The Trap of std::format_context in C++ Custom Formatters

When implementing a custom formatter in C++20 or C++23 using the <format> library, it is easy to fall into a common trap: using std::format_context directly in your format member function. While it works perfectly fine when formatting single objects, it suddenly breaks and throws cryptic compilation errors when you try to format a container (like a std::vector) of your custom type.

In this article, we will explore why this happens, why std::format_context exists in the first place, and the correct way to write robust custom formatters.

The Problem: Code that Compiles... Until It Doesn't

Consider the following custom struct and its corresponding std::formatter specialization:

#include <format>
#include <print>
#include <vector>

struct Point {
    int x = 42;
};

template <>
struct std::formatter<Point> {
    constexpr auto parse(std::format_parse_context& ctx) {
        return ctx.begin();
    }

    // Hardcoding std::format_context here is the trap!
    auto format(const Point& p, std::format_context& ctx) const {
        return std::format_to(ctx.out(), "{}", p.x);
    }
};

If you run this code to print a single Point, it works flawlessly:

std::println("{}", Point{}); // Outputs: 42

However, if you attempt to format a range of Point objects (a feature introduced in C++23), the compiler will reject the code with a wall of errors:

std::println("{}", std::vector{Point{}, Point{}}); // Compilation Error!

Why Does This Error Occur?

To understand the compilation failure, we need to look at how std::format_context is defined. It is actually a type alias:

using std::format_context = std::basic_format_context</* unspecified output iterator */, char>;

The standard library hardcodes a specific, default output iterator type into std::format_context (typically an iterator that writes directly to a string buffer).

When you format a single object, the formatting engine uses this default output iterator. However, when formatting a range (like std::vector<Point>), the standard range-formatter needs to handle delimiters, brackets, and nested elements. To do this efficiently, the range-formatting machinery wraps or replaces the original output iterator with a specialized, internal iterator.

As a result, the formatting context passed to your Point formatter is not std::format_context, but rather a std::basic_format_context instantiated with a completely different iterator type. Because your format function explicitly expects std::format_context, template argument deduction fails, leading to a compilation error.

The Solution: Template Your format Method

To make your custom formatter compatible with ranges and other custom formatting contexts, you must template your format member function on the context type. This allows the compiler to deduce the correct iterator type automatically.

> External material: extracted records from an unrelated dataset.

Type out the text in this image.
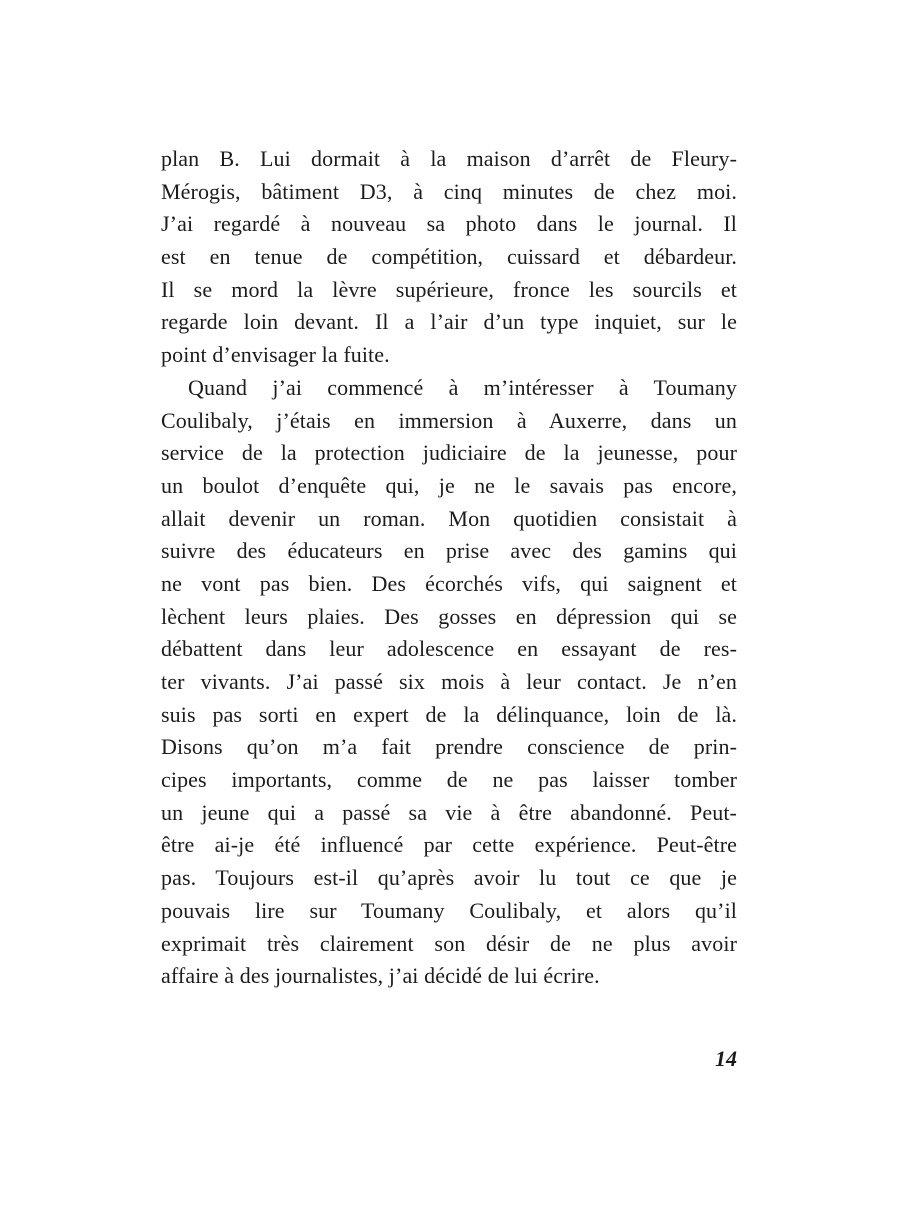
plan B. Lui dormait à la maison d’arrêt de Fleury-
Mérogis, bâtiment D3, à cinq minutes de chez moi.
J’ai regardé à nouveau sa photo dans le journal. Il
est en tenue de compétition, cuissard et débardeur.
Il se mord la lèvre supérieure, fronce les sourcils et
regarde loin devant. Il a l’air d’un type inquiet, sur le
point d’envisager la fuite.
Quand j’ai commencé à m’intéresser à Toumany
Coulibaly, j’étais en immersion à Auxerre, dans un
service de la protection judiciaire de la jeunesse, pour
un boulot d’enquête qui, je ne le savais pas encore,
allait devenir un roman. Mon quotidien consistait à
suivre des éducateurs en prise avec des gamins qui
ne vont pas bien. Des écorchés vifs, qui saignent et
lèchent leurs plaies. Des gosses en dépression qui se
débattent dans leur adolescence en essayant de res-
ter vivants. J’ai passé six mois à leur contact. Je n’en
suis pas sorti en expert de la délinquance, loin de là.
Disons qu’on m’a fait prendre conscience de prin-
cipes importants, comme de ne pas laisser tomber
un jeune qui a passé sa vie à être abandonné. Peut-
être ai-je été influencé par cette expérience. Peut-être
pas. Toujours est-il qu’après avoir lu tout ce que je
pouvais lire sur Toumany Coulibaly, et alors qu’il
exprimait très clairement son désir de ne plus avoir
affaire à des journalistes, j’ai décidé de lui écrire.
14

Here are the two standard ways to write it:

Option 1: Templating the entire Context (Recommended)

template <>
struct std::formatter<Point> {
    constexpr auto parse(std::format_parse_context& ctx) {
        return ctx.begin();
    }

    template <typename FormatContext>
    auto format(const Point& p, FormatContext& ctx) const {
        return std::format_to(ctx.out(), "{}", p.x);
    }
};

Option 2: Templating just the Output Iterator

template <>
struct std::formatter<Point> {
    constexpr auto parse(std::format_parse_context& ctx) {
        return ctx.begin();
    }

    template <typename Out>
    auto format(const Point& p, std::basic_format_context<Out, char>& ctx) const {
        return std::format_to(ctx.out(), "{}", p.x);
    }
};

Both approaches ensure that your formatter is fully compliant with the Formatter named requirements and will work seamlessly inside containers, ranges, and custom formatting pipelines.

Why Does std::format_context Exist Then?

If std::format_context shouldn't be used in custom formatters, why does it exist in the standard library? Is it just a "honeypot" for unsuspecting developers?

Not quite. std::format_context serves a critical purpose in the type-erased core of the <format> library.

  • Type Erasure and Binary Size: To prevent template bloat and keep compile times reasonable, functions like std::vformat are not templates. They take a type-erased std::format_args object.
  • Standard Interface: std::format_args is a type alias for std::basic_format_args<std::format_context>. Having a fixed, non-templated context type allows the library to implement the heavy lifting of formatting inside a pre-compiled library binary, rather than instantiating everything in header files.

In short, std::format_context is meant for the library's internal type-erasure boundary, while custom std::formatter implementations are meant to be fully templated to handle any output iterator they are handed.